Reckless Endangerment

Undermining the ability of regulatory institutions to function independently may spell financial Armageddon

By Shamindra Kulamannage.

Published on October 25, 2012 with No Comments


America’s mortgage crisis and the global catastrophe that it sparked offer a number of lessons for emerging markets too. Journalist Gretchen Morgenson and consultant Joshua Rosner’s bestseller ‘Reckless Endangerment’ gives a no holds barred view about the incidents that lead to the breakdown of crucial regulations behind the unchecked growth in predatory lending to people who could not afford to buy houses.

Although not involving mortgages, Sri Lanka is in the middle of a similar crisis, surrounding the stock market and the undermining or breakdown of governing regulations. Reckless Endangerment chronicles how the state-sponsored Federal National Mortgage Association, or Fannie Mae, was set up to expand the secondary mortgage market by securitizing mortgages. Lenders who generate mortgages would essentially package them and sell them to Fannie Mae and grant more home mortgage loans from those receipts. It was a fine model until Fannie’s Chief Executive in the 1990’s James Johnson perverted the cause of home ownership to build the firm’s political influence on the Hill and enrich fellow executives and himself.

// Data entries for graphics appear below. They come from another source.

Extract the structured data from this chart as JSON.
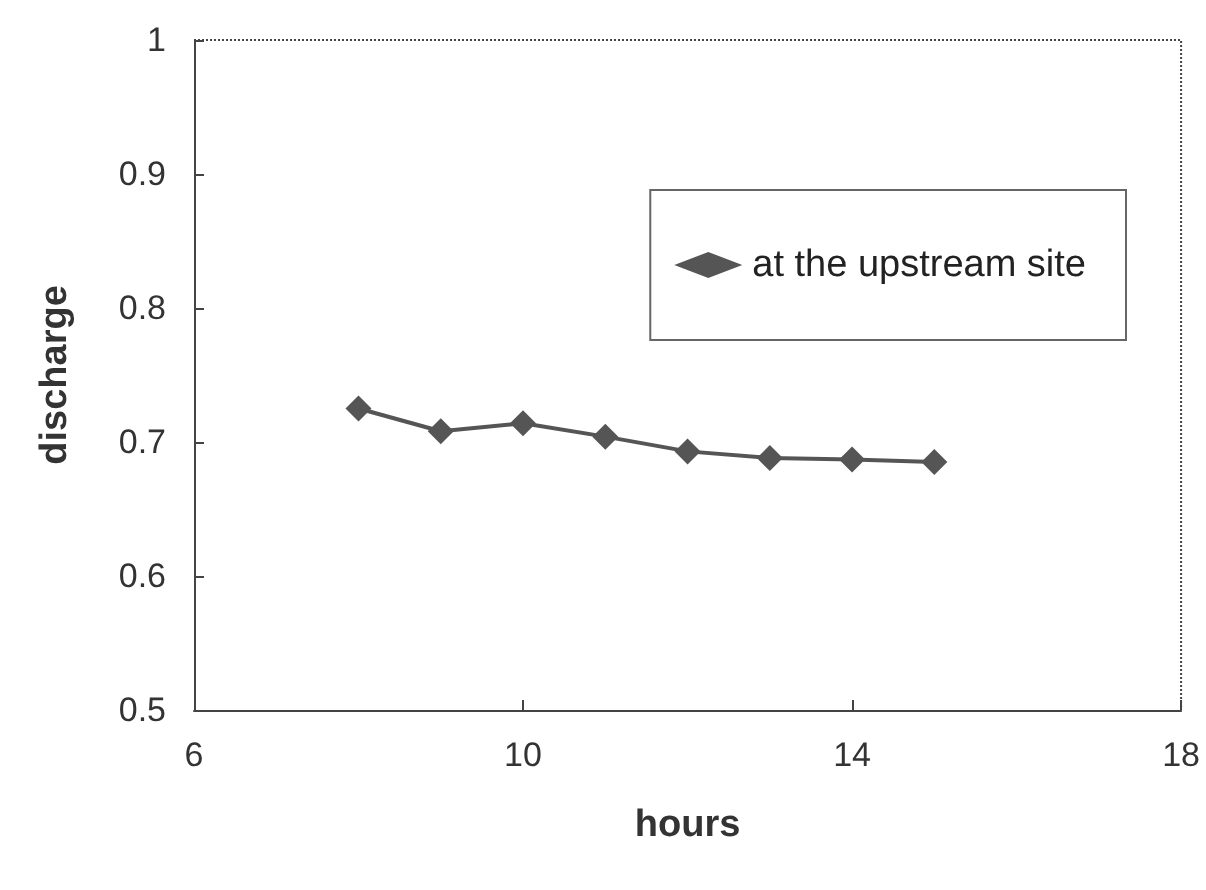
{
  "chart_data": {
    "type": "line",
    "xlabel": "hours",
    "ylabel": "discharge",
    "x": [
      8,
      9,
      10,
      11,
      12,
      13,
      14,
      15
    ],
    "series": [
      {
        "name": "at the upstream site",
        "color": "#555555",
        "values": [
          0.725,
          0.708,
          0.714,
          0.704,
          0.693,
          0.688,
          0.687,
          0.685
        ]
      }
    ],
    "xlim": [
      6,
      18
    ],
    "xticks": [
      6,
      10,
      14,
      18
    ],
    "ylim": [
      0.5,
      1
    ],
    "yticks": [
      0.5,
      0.6,
      0.7,
      0.8,
      0.9,
      1
    ],
    "grid": false,
    "legend": "top right",
    "marker": "diamond",
    "line_style": "solid"
  }
}
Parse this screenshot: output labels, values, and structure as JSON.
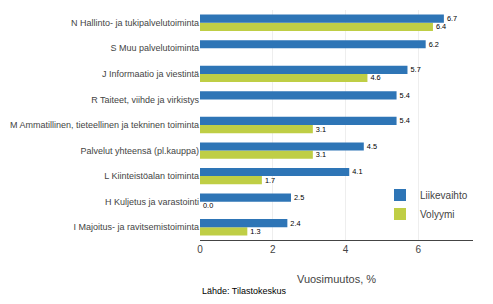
{
  "chart_data": {
    "type": "bar",
    "orientation": "horizontal",
    "categories": [
      "I Majoitus- ja ravitsemistoiminta",
      "H Kuljetus ja varastointi",
      "L Kiinteistöalan toiminta",
      "Palvelut yhteensä (pl.kauppa)",
      "M Ammatillinen, tieteellinen ja tekninen toiminta",
      "R Taiteet, viihde ja virkistys",
      "J Informaatio ja viestintä",
      "S Muu palvelutoiminta",
      "N Hallinto- ja tukipalvelutoiminta"
    ],
    "series": [
      {
        "name": "Liikevaihto",
        "color": "#2E75B6",
        "values": [
          2.4,
          2.5,
          4.1,
          4.5,
          5.4,
          5.4,
          5.7,
          6.2,
          6.7
        ]
      },
      {
        "name": "Volyymi",
        "color": "#BFCE45",
        "values": [
          1.3,
          0.0,
          1.7,
          3.1,
          3.1,
          null,
          4.6,
          null,
          6.4
        ],
        "value_labels": [
          "1.3",
          "0.0",
          "1.7",
          "3.1",
          "3.1",
          null,
          "4.6",
          null,
          "6.4"
        ]
      }
    ],
    "xlabel": "Vuosimuutos, %",
    "xlim": [
      0,
      7.5
    ],
    "xticks": [
      0,
      2,
      4,
      6
    ],
    "grid": true,
    "legend": "lower right",
    "data_labels": true,
    "annotations": [
      "Lähde: Tilastokeskus"
    ]
  }
}
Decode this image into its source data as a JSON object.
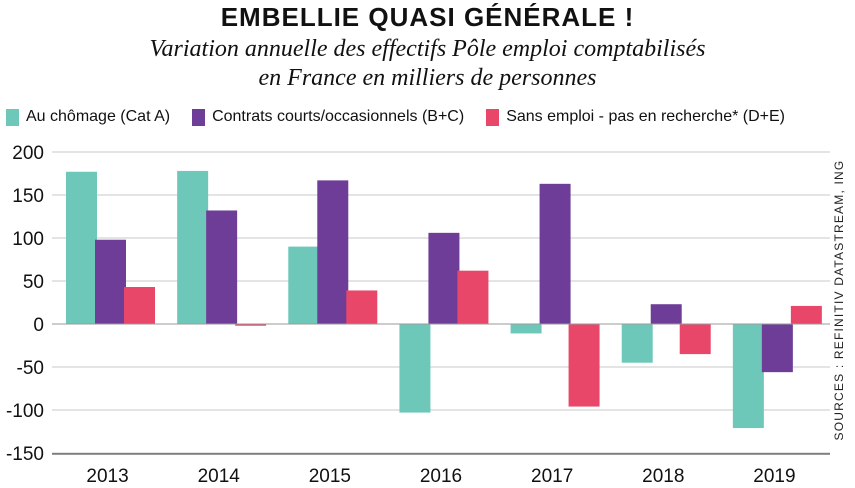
{
  "title": "EMBELLIE QUASI GÉNÉRALE !",
  "subtitle_line1": "Variation annuelle des effectifs Pôle emploi comptabilisés",
  "subtitle_line2": "en France en milliers de personnes",
  "source": "SOURCES : REFINITIV DATASTREAM, ING",
  "colors": {
    "teal": "#6ec8ba",
    "purple": "#6e3d97",
    "pink": "#e8476a",
    "grid": "#c8c8c8"
  },
  "legend": [
    {
      "label": "Au chômage (Cat A)",
      "color": "#6ec8ba"
    },
    {
      "label": "Contrats courts/occasionnels (B+C)",
      "color": "#6e3d97"
    },
    {
      "label": "Sans emploi - pas en recherche* (D+E)",
      "color": "#e8476a"
    }
  ],
  "chart_data": {
    "type": "bar",
    "categories": [
      "2013",
      "2014",
      "2015",
      "2016",
      "2017",
      "2018",
      "2019"
    ],
    "series": [
      {
        "name": "Au chômage (Cat A)",
        "values": [
          177,
          178,
          90,
          -103,
          -11,
          -45,
          -121
        ]
      },
      {
        "name": "Contrats courts/occasionnels (B+C)",
        "values": [
          98,
          132,
          167,
          106,
          163,
          23,
          -56
        ]
      },
      {
        "name": "Sans emploi - pas en recherche* (D+E)",
        "values": [
          43,
          -2,
          39,
          62,
          -96,
          -35,
          21
        ]
      }
    ],
    "ylim": [
      -150,
      200
    ],
    "yticks": [
      "200",
      "150",
      "100",
      "50",
      "0",
      "-50",
      "-100",
      "-150"
    ],
    "grid": true,
    "legend_position": "top-left"
  }
}
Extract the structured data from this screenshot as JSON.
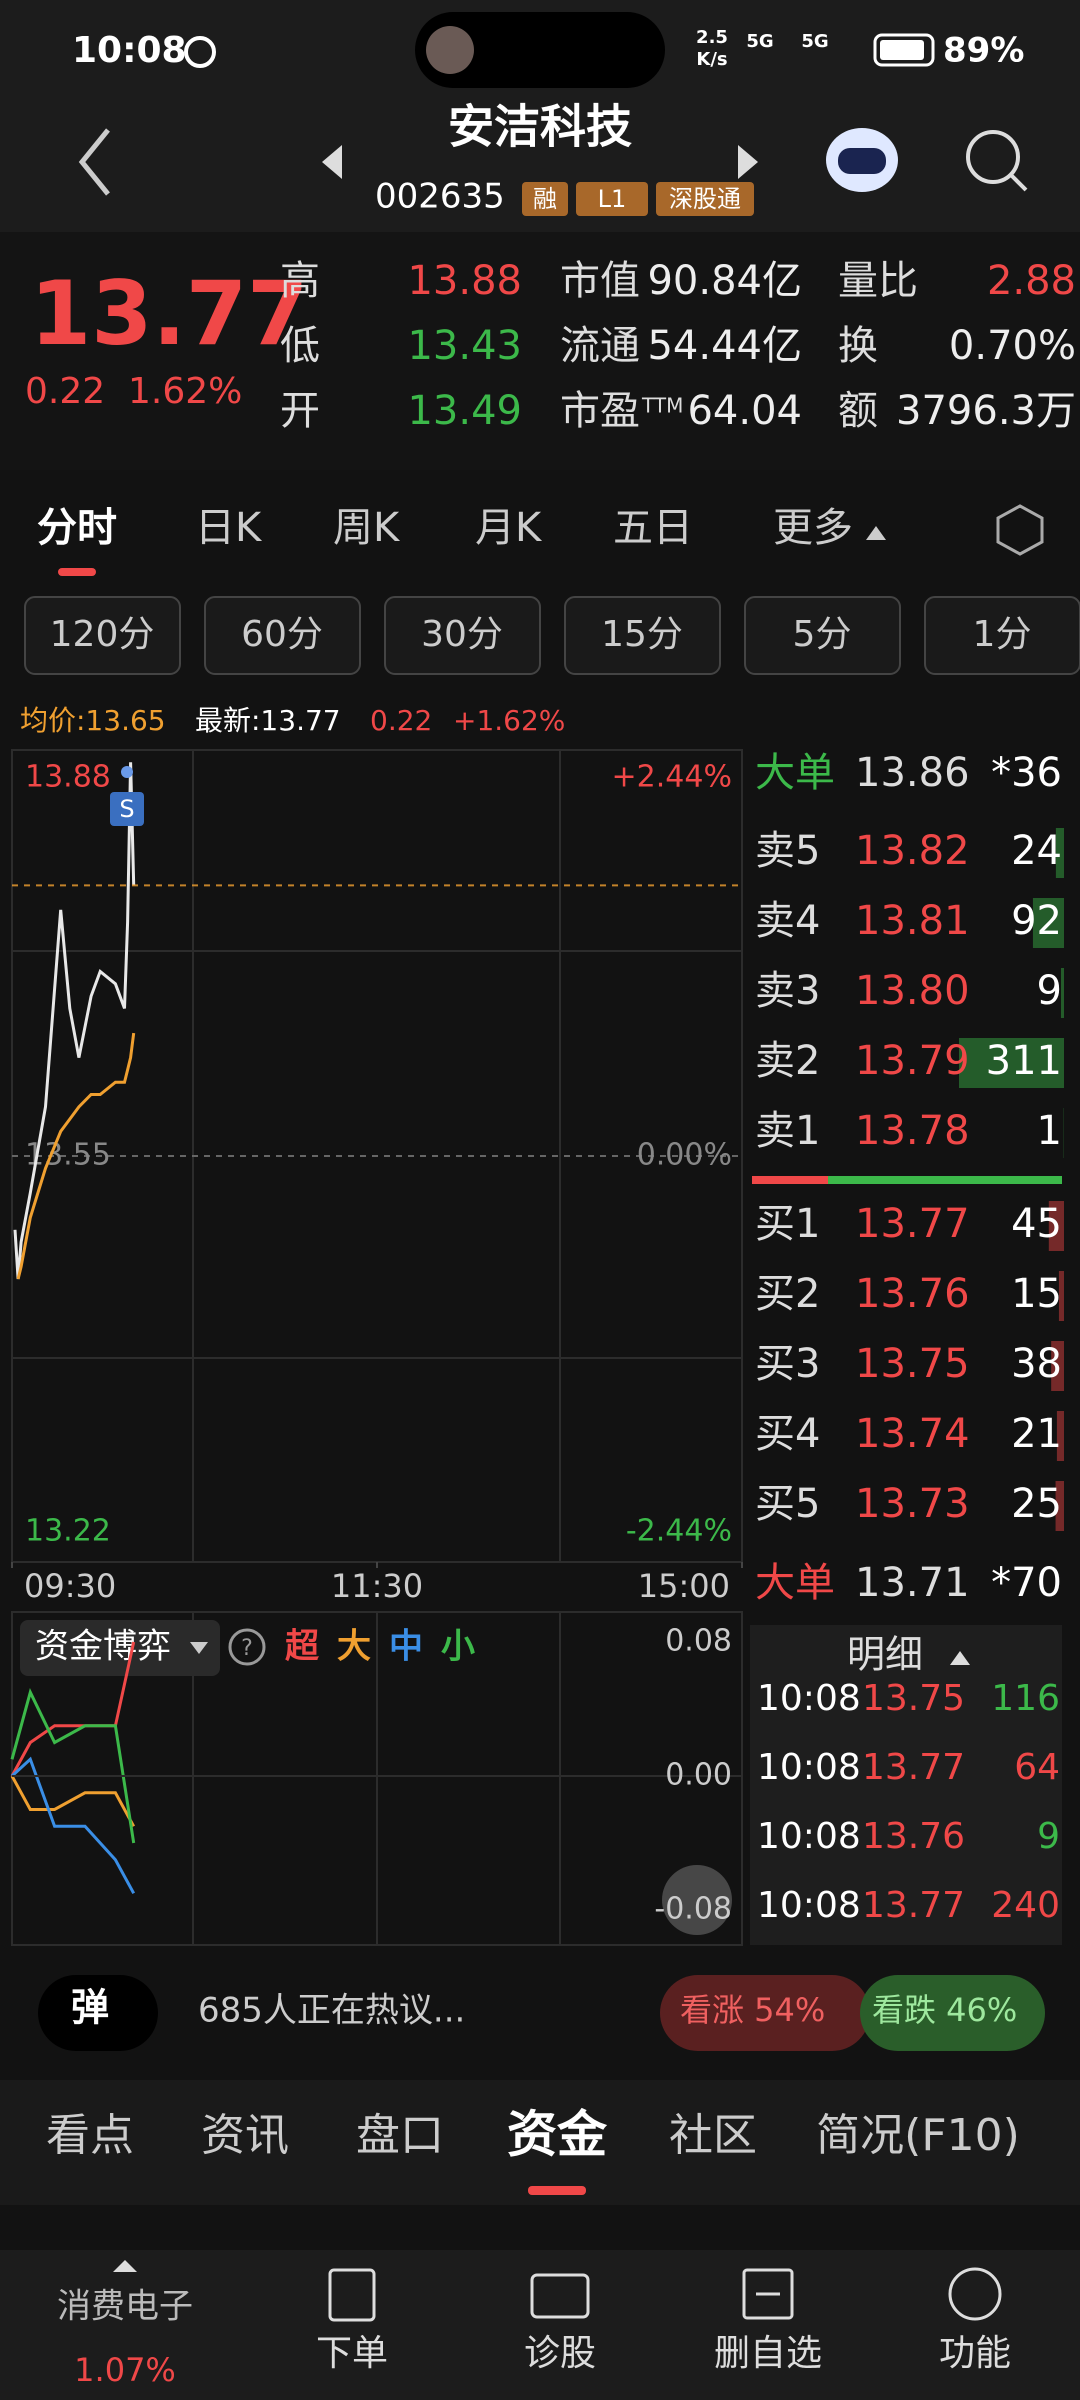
{
  "status_bar": {
    "time": "10:08",
    "speed": "2.5",
    "speed_unit": "K/s",
    "net1": "5G",
    "net2": "5G",
    "battery": "89%"
  },
  "header": {
    "title": "安洁科技",
    "code": "002635",
    "tags": [
      "融",
      "L1",
      "深股通"
    ]
  },
  "quote": {
    "price": "13.77",
    "change": "0.22",
    "change_pct": "1.62%",
    "stats": [
      {
        "label": "高",
        "value": "13.88",
        "color": "#f04848"
      },
      {
        "label": "低",
        "value": "13.43",
        "color": "#3cb94a"
      },
      {
        "label": "开",
        "value": "13.49",
        "color": "#3cb94a"
      },
      {
        "label": "市值",
        "value": "90.84亿",
        "color": "#eeeeee"
      },
      {
        "label": "流通",
        "value": "54.44亿",
        "color": "#eeeeee"
      },
      {
        "label": "市盈",
        "label_sup": "TTM",
        "value": "64.04",
        "color": "#eeeeee"
      },
      {
        "label": "量比",
        "value": "2.88",
        "color": "#f04848"
      },
      {
        "label": "换",
        "value": "0.70%",
        "color": "#eeeeee"
      },
      {
        "label": "额",
        "value": "3796.3万",
        "color": "#eeeeee"
      }
    ]
  },
  "chart_tabs": [
    "分时",
    "日K",
    "周K",
    "月K",
    "五日",
    "更多"
  ],
  "intervals": [
    "120分",
    "60分",
    "30分",
    "15分",
    "5分",
    "1分"
  ],
  "info": {
    "avg": "均价:13.65",
    "latest": "最新:13.77",
    "change": "0.22",
    "change_pct": "+1.62%"
  },
  "price_chart": {
    "type": "line",
    "xlim": [
      0,
      240
    ],
    "xticks": [
      {
        "value": 0,
        "label": "09:30"
      },
      {
        "value": 120,
        "label": "11:30"
      },
      {
        "value": 240,
        "label": "15:00"
      }
    ],
    "ylim": [
      13.22,
      13.88
    ],
    "yticks": [
      13.22,
      13.55,
      13.88
    ],
    "y2lim": [
      -2.44,
      2.44
    ],
    "y2ticks": [
      {
        "value": -2.44,
        "label": "-2.44%"
      },
      {
        "value": 0,
        "label": "0.00%"
      },
      {
        "value": 2.44,
        "label": "+2.44%"
      }
    ],
    "x": [
      1,
      2,
      3,
      6,
      11,
      16,
      19,
      22,
      26,
      29,
      34,
      37,
      38,
      39,
      40
    ],
    "series": [
      {
        "color": "#e8e8e8",
        "values": [
          13.49,
          13.45,
          13.48,
          13.52,
          13.59,
          13.75,
          13.67,
          13.63,
          13.68,
          13.7,
          13.69,
          13.67,
          13.74,
          13.87,
          13.77
        ]
      },
      {
        "color": "#f0a030",
        "values": [
          null,
          13.45,
          13.46,
          13.5,
          13.54,
          13.57,
          13.58,
          13.59,
          13.6,
          13.6,
          13.61,
          13.61,
          13.62,
          13.63,
          13.65
        ]
      }
    ]
  },
  "order_book": {
    "big_top": {
      "label": "大单",
      "price": "13.86",
      "volume": "*36"
    },
    "asks": [
      {
        "label": "卖5",
        "price": "13.82",
        "volume": 24
      },
      {
        "label": "卖4",
        "price": "13.81",
        "volume": 92
      },
      {
        "label": "卖3",
        "price": "13.80",
        "volume": 9
      },
      {
        "label": "卖2",
        "price": "13.79",
        "volume": 311
      },
      {
        "label": "卖1",
        "price": "13.78",
        "volume": 1
      }
    ],
    "bids": [
      {
        "label": "买1",
        "price": "13.77",
        "volume": 45
      },
      {
        "label": "买2",
        "price": "13.76",
        "volume": 15
      },
      {
        "label": "买3",
        "price": "13.75",
        "volume": 38
      },
      {
        "label": "买4",
        "price": "13.74",
        "volume": 21
      },
      {
        "label": "买5",
        "price": "13.73",
        "volume": 25
      }
    ],
    "big_bottom": {
      "label": "大单",
      "price": "13.71",
      "volume": "*70"
    }
  },
  "fund_chart": {
    "type": "line",
    "title": "资金博弈",
    "xlim": [
      0,
      240
    ],
    "ylim": [
      -0.08,
      0.08
    ],
    "yticks": [
      -0.08,
      {
        "value": 0,
        "label": "0.00"
      },
      0.08
    ],
    "x": [
      0,
      6,
      14,
      24,
      34,
      40
    ],
    "series": [
      {
        "name": "超",
        "color": "#f04848",
        "values": [
          0,
          0.02,
          0.03,
          0.03,
          0.03,
          0.08
        ]
      },
      {
        "name": "大",
        "color": "#f0a030",
        "values": [
          0,
          -0.02,
          -0.02,
          -0.01,
          -0.01,
          -0.03
        ]
      },
      {
        "name": "中",
        "color": "#3a8ee6",
        "values": [
          0,
          0.01,
          -0.03,
          -0.03,
          -0.05,
          -0.07
        ]
      },
      {
        "name": "小",
        "color": "#3cb94a",
        "values": [
          0.01,
          0.05,
          0.02,
          0.03,
          0.03,
          -0.04
        ]
      }
    ]
  },
  "trades": {
    "title": "明细",
    "rows": [
      {
        "time": "10:08",
        "price": "13.75",
        "volume": "116",
        "color": "#3cb94a"
      },
      {
        "time": "10:08",
        "price": "13.77",
        "volume": "64",
        "color": "#f04848"
      },
      {
        "time": "10:08",
        "price": "13.76",
        "volume": "9",
        "color": "#3cb94a"
      },
      {
        "time": "10:08",
        "price": "13.77",
        "volume": "240",
        "color": "#f04848"
      }
    ]
  },
  "sentiment": {
    "button": "弹",
    "text": "685人正在热议...",
    "bull": "看涨 54%",
    "bear": "看跌 46%"
  },
  "bottom_tabs": [
    "看点",
    "资讯",
    "盘口",
    "资金",
    "社区",
    "简况(F10)"
  ],
  "bottom_nav": {
    "sector": "消费电子",
    "sector_change": "1.07%",
    "items": [
      "下单",
      "诊股",
      "删自选",
      "功能"
    ]
  }
}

The similarities on how Fannie Mae went about undermining the system for its own gain has shocking similarities to the stock market crisis in Sri Lanka. Firstly chief executive Johnson built a nexus of power among legislators by spending over $100 million on lobbying, campaign contributions and arranging sweetheart mortgage deals for lawmakers. A similarly powerful mafia, analysts say, have built a powerful nexus among policymakers and regulators here which is attempting to undermine stock market so that share prices can be manipulated. For instance shares of new market entrant George Stuart Finance PLC rose over 400% percent within days of being listed for no apparent reason. Although GS Finance’s business is small, it is now among the top 20 most valuable listed firms, perhaps indicative according to analysts that its share price is being manipulated.

Fannie Mae, though a publicly traded company since 1968, under CEO Johnson funded charities influencing politicians about housing needs of marginalized communities or ethnic groups, fooling them to urge lawmakers to maintain the implicit guarantee it enjoyed. When the subprime mortgage crisis exploded, taxpayers had to bail Fannie Mae and Freddie Mac, its much smaller cousin, which has so far cost American taxpayers $150 billion and the bill is expected to nearly double when the whole mess is sorted.  When the CSE bubble popped last year, mostly retail investors and some greedy highly leveraged traders lost money. Now analysts say those traders who have expensive loans to settle want to push the market up, so they can sell to some unsuspecting investor.

Secondly Fannie Mae and its backers in a shocking series of events neutralized its regulators, by getting charities and lawmakers to block attempts at greater oversight and raising its minimum capital requirement. Finally Johnson established partnerships with mortgage lenders he knew were predatory to feed the agencies appetite, similar to some brokers and investment advisors here who allow unsophisticated clients to load up on speculative stocks because it brings them high fees; in the short term.

However a decade after Johnson’s exit from the firm the issues that caused the crisis remain unresolved. US Senators Chris Dodd and Barney Franks didn’t even mention the need for better oversight of Fannie Mae when they sponsored a massive financial reform bill passed in 2010. How could they when they had secured sweetheart mortgages and campaign funding from Fannie. But perhaps American tax payers can afford to bail out Fannie Mae for $150 billion, the question is when the final bill arrives, including, lost credibility and savings of investors, can the $55 billion Sri Lankan economy afford it.